Elizabeth Koh is an investigative reporter on the Boston Globe’s Spotlight Team, writing about health care, social services, and government accountability.
At the Globe, her work has examined gaps in Massachusetts’ child welfare system, revealed mismanagement at the state Commission for the Blind and investigated the collapse of Steward Health Care, once the largest private for-profit hospital chain in the country.
She was previously a foreign correspondent in Seoul for the Wall Street Journal, where she covered global technology and COVID-19. She also spent three years in Florida as a reporter for the Miami Herald, where she covered healthcare policy and politics for the paper’s joint capital bureau with the Tampa Bay Times.
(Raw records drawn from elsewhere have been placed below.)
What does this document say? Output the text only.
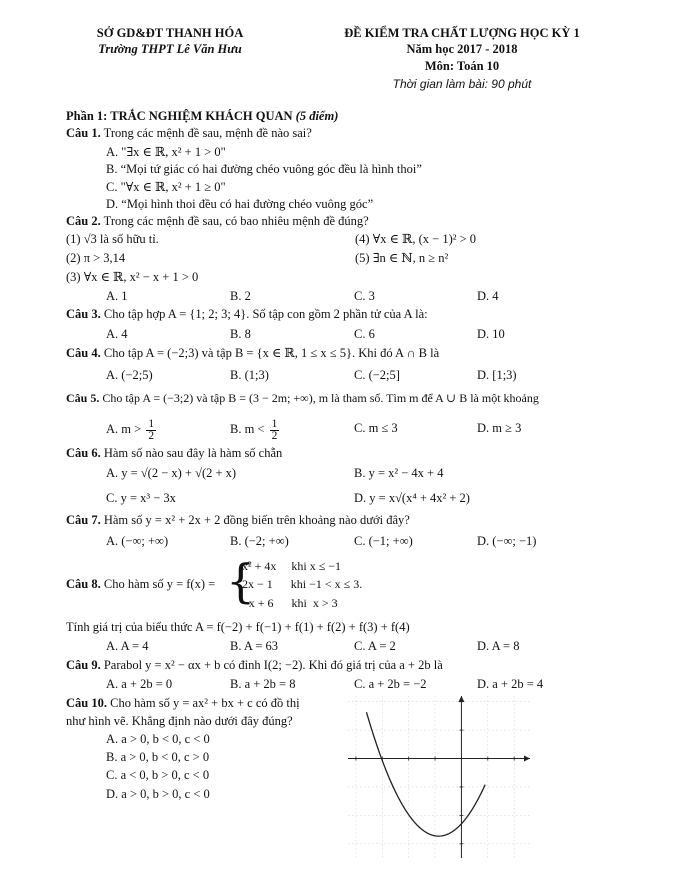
SỞ GD&ĐT THANH HÓA
Trường THPT Lê Văn Hưu
ĐỀ KIỂM TRA CHẤT LƯỢNG HỌC KỲ 1
Năm học 2017 - 2018
Môn: Toán 10
Thời gian làm bài: 90 phút
Phần 1: TRẮC NGHIỆM KHÁCH QUAN (5 điểm)
Câu 1. Trong các mệnh đề sau, mệnh đề nào sai?
A. "∃x ∈ ℝ, x² + 1 > 0"
B. “Mọi tứ giác có hai đường chéo vuông góc đều là hình thoi”
C. "∀x ∈ ℝ, x² + 1 ≥ 0"
D. “Mọi hình thoi đều có hai đường chéo vuông góc”
Câu 2. Trong các mệnh đề sau, có bao nhiêu mệnh đề đúng?
(1) √3 là số hữu tỉ.
(2) π > 3,14
(3) ∀x ∈ ℝ, x² − x + 1 > 0
(4) ∀x ∈ ℝ, (x − 1)² > 0
(5) ∃n ∈ ℕ, n ≥ n²
A. 1	B. 2	C. 3	D. 4
Câu 3. Cho tập hợp A = {1; 2; 3; 4}. Số tập con gồm 2 phần tử của A là:
A. 4	B. 8	C. 6	D. 10
Câu 4. Cho tập A = (−2;3) và tập B = {x ∈ ℝ, 1 ≤ x ≤ 5}. Khi đó A ∩ B là
A. (−2;5)	B. (1;3)	C. (−2;5]	D. [1;3)
Câu 5. Cho tập A = (−3;2) và tập B = (3 − 2m; +∞), m là tham số. Tìm m để A ∪ B là một khoảng
A. $m > \frac{1}{2}$	B. $m < \frac{1}{2}$	C. m ≤ 3	D. m ≥ 3
Câu 6. Hàm số nào sau đây là hàm số chẵn
A. y = √(2 − x) + √(2 + x)	B. y = x² − 4x + 4
C. y = x³ − 3x	D. y = x√(x⁴ + 4x² + 2)
Câu 7. Hàm số y = x² + 2x + 2 đồng biến trên khoảng nào dưới đây?
A. (−∞; +∞)	B. (−2; +∞)	C. (−1; +∞)	D. (−∞; −1)
Câu 8. Cho hàm số y = f(x) = {
x² + 4x     khi x ≤ −1
2x − 1      khi −1 < x ≤ 3.
−x + 6      khi  x > 3
Tính giá trị của biểu thức A = f(−2) + f(−1) + f(1) + f(2) + f(3) + f(4)
A. A = 4	B. A = 63	C. A = 2	D. A = 8
Câu 9. Parabol y = x² − αx + b có đỉnh I(2; −2). Khi đó giá trị của a + 2b là
A. a + 2b = 0	B. a + 2b = 8	C. a + 2b = −2	D. a + 2b = 4
Câu 10. Cho hàm số y = ax² + bx + c có đồ thị
như hình vẽ. Khẳng định nào dưới đây đúng?
A. a > 0, b < 0, c < 0
B. a > 0, b < 0, c > 0
C. a < 0, b > 0, c < 0
D. a > 0, b > 0, c < 0
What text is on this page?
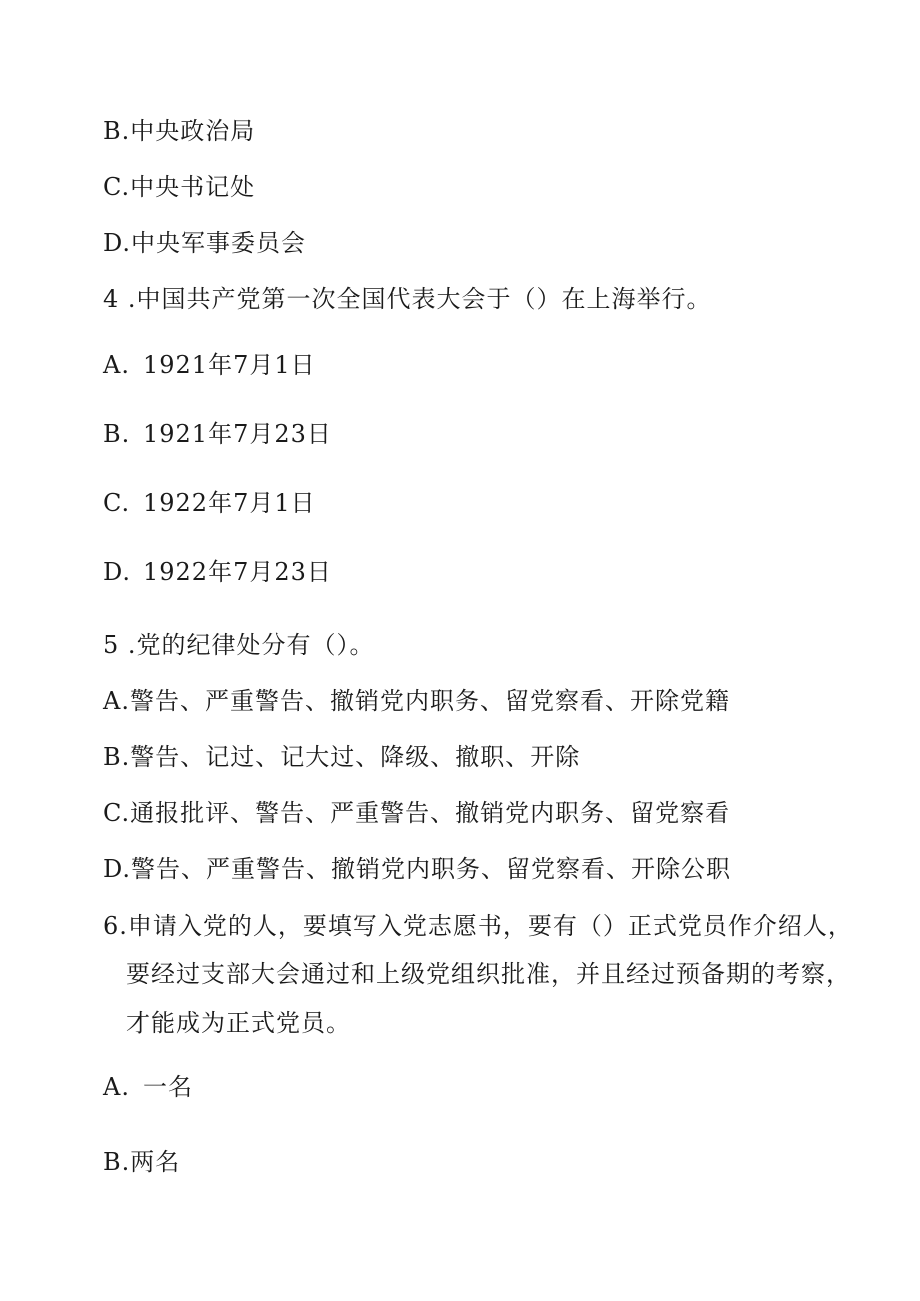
B.中央政治局
C.中央书记处
D.中央军事委员会
4 .中国共产党第一次全国代表大会于（）在上海举行。
A. 1921年7月1日
B. 1921年7月23日
C. 1922年7月1日
D. 1922年7月23日
5 .党的纪律处分有（）。
A.警告、严重警告、撤销党内职务、留党察看、开除党籍
B.警告、记过、记大过、降级、撤职、开除
C.通报批评、警告、严重警告、撤销党内职务、留党察看
D.警告、严重警告、撤销党内职务、留党察看、开除公职
6.申请入党的人，要填写入党志愿书，要有（）正式党员作介绍人，
要经过支部大会通过和上级党组织批准，并且经过预备期的考察，
才能成为正式党员。
A. 一名
B.两名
Her reporting has helped change state laws, trigger state and federal investigations into nonprofit misspending and prompt millions of dollars for mental health aid after Hurricane Michael. She is a two-time Pulitzer finalist: once in 2021 with Journal colleagues for their stories on nursing homes in the pandemic, and in 2025 as part of a Globe team for its coverage of the Steward crisis.
Her byline has also appeared in the New York Times, the Washington Post, the Dallas Morning News and the Texas Tribune. A graduate of Brown University, she is an occasional speaker and guest instructor for the nonprofit Poynter Institute and a mentor through the New England First Amendment Coalition.